B. "Kickbacks" and Rebates
Corporate purchases or sales of goods and services must not lead to employees or their families receiving personal kickbacks or rebates. Employees or their families must not accept any form of under-the-table payment.
C. Receipt of Gifts and Entertainment
Even when gifts and entertainment are exchanged out of the purest motives of personal friendship, they can be misunderstood. They can appear to be attempts to bribe our employees into directing corporate business to a particular supplier. To avoid both the reality and the appearance of improper relations with suppliers or potential suppliers, the following standards will apply to the receipt of gifts and entertainment by employees:
1. Gifts
Employees are prohibited from soliciting gifts, gratuities or any other personal benefit or favor of any kind from suppliers or potential suppliers. Gifts include not only merchandise and products, but also personal services, theater tickets and tickets to sports events. Employees are discouraged from accepting unsolicited gifts. They are prohibited from accepting gifts of money and gifts in any form that would induce or obligate them to give special consideration to the person or company making the gift.
Employees may accept unsolicited, non-monetary gifts provided:
- they are items of nominal intrinsic value; or
- they are advertising and promotional materials, clearly marked with company or brand names.
Any gift of more than nominal intrinsic value must be reported to the recipient's supervisor to determine whether it can be accepted. Some gifts may be personalized or perishable so as to make their return impractical. Supervisors can permit acceptance of such gifts, but can require employees to tactfully inform givers that such gifts are discouraged.
Supervisors can also allow employees to keep returnable gifts of more than nominal value. In so doing they must require employees wishing to keep such gifts to pay the donors the reasonable value of the goods or services involved or to pay the equivalent to the Company. In these cases, supervisors can also require that employees tactfully discourage future gifts.
In the transaction of some international business, such as major capital facilities investment, it is lawful and customary for business leaders in some countries to give unsolicited gifts to employees. These gifts can be of more than nominal value. Moreover, under the circumstances, returning the gifts or paying for them may constitute an affront to the giver. In such cases, the Company can permit the recipient to retain the gift, or it may require the recipient to transfer ownership of such gift to the Company or to pay the Company the reasonable value of such gift.
2. Entertainment
Employees shall not encourage or solicit entertainment from any individual or company with whom our Company does business. Entertainment includes, but is not limited to, activities such as dinner parties, theater parties and sports events.
From time to time employees may accept unsolicited entertainment, but only under the following conditions:
- the entertainment occurs infrequently;
- the entertainment arises in the ordinary course of business;
- the entertainment involves reasonable, not lavish, expenditures.
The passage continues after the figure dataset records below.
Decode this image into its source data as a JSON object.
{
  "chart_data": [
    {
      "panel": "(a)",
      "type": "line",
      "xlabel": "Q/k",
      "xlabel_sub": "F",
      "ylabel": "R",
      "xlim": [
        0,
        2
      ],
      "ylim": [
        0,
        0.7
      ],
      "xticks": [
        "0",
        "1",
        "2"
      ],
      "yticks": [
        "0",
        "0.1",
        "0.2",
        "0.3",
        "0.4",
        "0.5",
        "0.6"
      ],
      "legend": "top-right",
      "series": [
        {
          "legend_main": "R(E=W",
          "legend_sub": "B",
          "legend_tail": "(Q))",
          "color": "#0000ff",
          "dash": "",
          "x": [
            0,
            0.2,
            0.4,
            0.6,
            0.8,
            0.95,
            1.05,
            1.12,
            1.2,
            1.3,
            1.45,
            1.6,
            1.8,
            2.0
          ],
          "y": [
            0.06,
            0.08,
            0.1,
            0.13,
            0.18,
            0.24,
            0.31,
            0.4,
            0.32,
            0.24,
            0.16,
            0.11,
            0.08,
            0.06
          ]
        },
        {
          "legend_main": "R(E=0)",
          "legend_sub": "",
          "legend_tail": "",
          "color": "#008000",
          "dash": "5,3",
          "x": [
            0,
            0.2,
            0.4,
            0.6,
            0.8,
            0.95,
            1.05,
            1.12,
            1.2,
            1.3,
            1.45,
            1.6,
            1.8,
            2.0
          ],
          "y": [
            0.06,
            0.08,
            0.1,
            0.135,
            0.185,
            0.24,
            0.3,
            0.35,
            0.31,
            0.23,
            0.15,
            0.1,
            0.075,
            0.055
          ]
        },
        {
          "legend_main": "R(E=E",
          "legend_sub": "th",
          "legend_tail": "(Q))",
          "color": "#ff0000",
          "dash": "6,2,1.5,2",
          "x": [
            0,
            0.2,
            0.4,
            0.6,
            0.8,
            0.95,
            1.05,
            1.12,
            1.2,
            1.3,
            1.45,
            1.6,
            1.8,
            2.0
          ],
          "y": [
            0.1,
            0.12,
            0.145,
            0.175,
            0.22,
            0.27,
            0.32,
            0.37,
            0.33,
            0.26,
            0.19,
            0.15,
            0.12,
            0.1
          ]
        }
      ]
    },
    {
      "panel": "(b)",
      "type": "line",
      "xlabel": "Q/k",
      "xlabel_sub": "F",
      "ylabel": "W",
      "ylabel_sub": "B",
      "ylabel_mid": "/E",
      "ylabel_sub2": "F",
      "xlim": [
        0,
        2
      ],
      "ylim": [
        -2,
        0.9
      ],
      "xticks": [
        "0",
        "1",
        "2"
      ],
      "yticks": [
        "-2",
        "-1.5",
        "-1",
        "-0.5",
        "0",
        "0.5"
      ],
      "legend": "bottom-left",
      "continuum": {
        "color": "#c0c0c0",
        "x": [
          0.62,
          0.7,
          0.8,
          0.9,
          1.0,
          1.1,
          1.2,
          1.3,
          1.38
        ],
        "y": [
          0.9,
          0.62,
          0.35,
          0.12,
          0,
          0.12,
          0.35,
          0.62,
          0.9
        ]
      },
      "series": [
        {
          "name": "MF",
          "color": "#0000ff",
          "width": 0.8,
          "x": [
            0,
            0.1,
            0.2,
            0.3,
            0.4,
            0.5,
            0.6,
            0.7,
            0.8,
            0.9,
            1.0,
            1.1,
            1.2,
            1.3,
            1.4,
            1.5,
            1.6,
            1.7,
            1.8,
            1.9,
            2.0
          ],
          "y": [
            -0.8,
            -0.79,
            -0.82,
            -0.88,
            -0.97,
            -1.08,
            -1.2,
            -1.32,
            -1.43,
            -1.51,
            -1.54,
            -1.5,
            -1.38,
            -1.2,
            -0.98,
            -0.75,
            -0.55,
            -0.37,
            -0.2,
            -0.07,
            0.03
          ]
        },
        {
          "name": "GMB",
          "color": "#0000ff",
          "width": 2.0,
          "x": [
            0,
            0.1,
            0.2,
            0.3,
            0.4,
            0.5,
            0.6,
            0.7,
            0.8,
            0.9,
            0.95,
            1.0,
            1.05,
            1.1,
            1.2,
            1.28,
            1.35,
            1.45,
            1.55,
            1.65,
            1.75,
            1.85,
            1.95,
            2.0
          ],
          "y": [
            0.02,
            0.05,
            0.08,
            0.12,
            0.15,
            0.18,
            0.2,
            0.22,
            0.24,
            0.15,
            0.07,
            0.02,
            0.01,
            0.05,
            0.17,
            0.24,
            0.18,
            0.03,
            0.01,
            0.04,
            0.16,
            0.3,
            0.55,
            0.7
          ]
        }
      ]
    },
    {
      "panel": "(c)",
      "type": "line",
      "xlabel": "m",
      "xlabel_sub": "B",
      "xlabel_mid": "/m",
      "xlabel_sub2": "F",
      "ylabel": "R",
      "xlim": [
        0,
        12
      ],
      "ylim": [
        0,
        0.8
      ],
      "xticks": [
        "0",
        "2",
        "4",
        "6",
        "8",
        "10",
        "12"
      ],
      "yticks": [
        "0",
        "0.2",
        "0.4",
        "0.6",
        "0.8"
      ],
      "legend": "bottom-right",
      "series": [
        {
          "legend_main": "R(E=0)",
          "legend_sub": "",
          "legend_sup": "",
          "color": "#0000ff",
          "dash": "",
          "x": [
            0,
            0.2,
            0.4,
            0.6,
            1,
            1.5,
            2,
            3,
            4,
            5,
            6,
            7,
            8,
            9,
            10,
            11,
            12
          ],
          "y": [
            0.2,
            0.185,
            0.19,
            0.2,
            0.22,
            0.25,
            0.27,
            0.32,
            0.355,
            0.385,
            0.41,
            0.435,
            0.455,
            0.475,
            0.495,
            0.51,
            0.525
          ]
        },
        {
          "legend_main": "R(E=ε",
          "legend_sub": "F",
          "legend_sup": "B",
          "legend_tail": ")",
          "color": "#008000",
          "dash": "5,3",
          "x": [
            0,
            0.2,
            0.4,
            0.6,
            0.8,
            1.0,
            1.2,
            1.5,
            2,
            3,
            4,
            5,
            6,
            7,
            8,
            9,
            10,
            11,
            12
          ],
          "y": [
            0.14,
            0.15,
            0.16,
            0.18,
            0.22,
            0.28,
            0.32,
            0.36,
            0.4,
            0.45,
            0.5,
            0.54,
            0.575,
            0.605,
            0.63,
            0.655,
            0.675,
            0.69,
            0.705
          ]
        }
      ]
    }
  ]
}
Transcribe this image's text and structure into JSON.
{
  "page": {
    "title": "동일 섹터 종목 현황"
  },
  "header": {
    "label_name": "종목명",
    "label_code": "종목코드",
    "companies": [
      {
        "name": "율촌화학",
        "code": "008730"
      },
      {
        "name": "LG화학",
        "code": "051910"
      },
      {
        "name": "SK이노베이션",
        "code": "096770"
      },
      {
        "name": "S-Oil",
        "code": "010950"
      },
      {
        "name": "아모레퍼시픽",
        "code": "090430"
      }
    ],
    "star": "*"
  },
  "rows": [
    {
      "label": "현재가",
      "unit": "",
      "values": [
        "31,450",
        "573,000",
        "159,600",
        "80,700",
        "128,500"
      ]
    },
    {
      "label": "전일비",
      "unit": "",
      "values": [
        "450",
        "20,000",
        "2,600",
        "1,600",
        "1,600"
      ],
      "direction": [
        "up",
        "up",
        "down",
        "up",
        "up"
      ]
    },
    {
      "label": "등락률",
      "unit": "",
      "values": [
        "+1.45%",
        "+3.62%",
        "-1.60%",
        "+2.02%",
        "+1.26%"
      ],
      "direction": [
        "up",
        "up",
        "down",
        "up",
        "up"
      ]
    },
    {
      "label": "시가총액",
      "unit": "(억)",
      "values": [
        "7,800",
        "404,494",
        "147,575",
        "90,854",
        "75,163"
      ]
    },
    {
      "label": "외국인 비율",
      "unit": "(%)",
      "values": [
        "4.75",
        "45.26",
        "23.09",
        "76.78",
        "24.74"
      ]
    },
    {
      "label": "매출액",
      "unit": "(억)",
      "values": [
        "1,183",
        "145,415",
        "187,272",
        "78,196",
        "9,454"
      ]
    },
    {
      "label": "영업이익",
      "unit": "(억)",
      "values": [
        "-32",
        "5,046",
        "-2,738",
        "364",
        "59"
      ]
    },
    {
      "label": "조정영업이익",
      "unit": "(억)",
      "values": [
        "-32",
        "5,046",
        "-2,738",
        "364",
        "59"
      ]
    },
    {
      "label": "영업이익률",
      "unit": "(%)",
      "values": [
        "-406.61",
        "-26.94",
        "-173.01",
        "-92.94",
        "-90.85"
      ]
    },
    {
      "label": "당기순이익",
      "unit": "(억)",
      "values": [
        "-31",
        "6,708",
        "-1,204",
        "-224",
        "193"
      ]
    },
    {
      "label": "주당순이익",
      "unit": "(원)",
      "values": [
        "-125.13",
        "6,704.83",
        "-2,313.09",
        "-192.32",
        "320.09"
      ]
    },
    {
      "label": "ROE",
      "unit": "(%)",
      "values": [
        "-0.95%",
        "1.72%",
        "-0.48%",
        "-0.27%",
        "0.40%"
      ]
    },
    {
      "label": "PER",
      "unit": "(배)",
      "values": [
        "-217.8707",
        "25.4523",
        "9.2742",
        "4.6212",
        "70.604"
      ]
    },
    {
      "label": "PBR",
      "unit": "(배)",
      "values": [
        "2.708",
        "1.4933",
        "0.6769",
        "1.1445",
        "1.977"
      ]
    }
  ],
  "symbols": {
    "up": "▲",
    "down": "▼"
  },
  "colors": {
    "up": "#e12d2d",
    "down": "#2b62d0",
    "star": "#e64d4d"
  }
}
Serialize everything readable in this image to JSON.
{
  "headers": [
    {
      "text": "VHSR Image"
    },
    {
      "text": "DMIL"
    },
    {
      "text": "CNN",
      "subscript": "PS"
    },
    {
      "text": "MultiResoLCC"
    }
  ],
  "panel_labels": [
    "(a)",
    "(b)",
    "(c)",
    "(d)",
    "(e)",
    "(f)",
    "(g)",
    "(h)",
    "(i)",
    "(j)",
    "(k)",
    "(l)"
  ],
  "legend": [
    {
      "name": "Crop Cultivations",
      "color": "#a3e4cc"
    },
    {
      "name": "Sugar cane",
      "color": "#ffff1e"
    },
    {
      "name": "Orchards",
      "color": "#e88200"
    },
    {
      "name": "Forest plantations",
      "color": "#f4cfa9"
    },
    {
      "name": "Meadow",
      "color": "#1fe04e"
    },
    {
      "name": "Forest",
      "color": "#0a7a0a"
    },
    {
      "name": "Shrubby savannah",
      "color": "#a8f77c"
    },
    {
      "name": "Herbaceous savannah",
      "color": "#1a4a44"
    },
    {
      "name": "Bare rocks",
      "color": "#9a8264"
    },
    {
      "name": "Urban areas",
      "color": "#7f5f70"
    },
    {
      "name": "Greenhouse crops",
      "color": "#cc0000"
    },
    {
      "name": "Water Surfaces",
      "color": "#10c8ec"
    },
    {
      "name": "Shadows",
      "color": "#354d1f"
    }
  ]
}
The amounts involved should be ones employees are accustomed to spending normally for their own business or personal entertainment;
- the entertainment takes place in settings that also are reasonable, appropriate and fitting to employees, their hosts and their business at hand; and
- the employee is not tempted to give, and does not feel obligated to give, any special consideration to the individual or company providing the entertainment.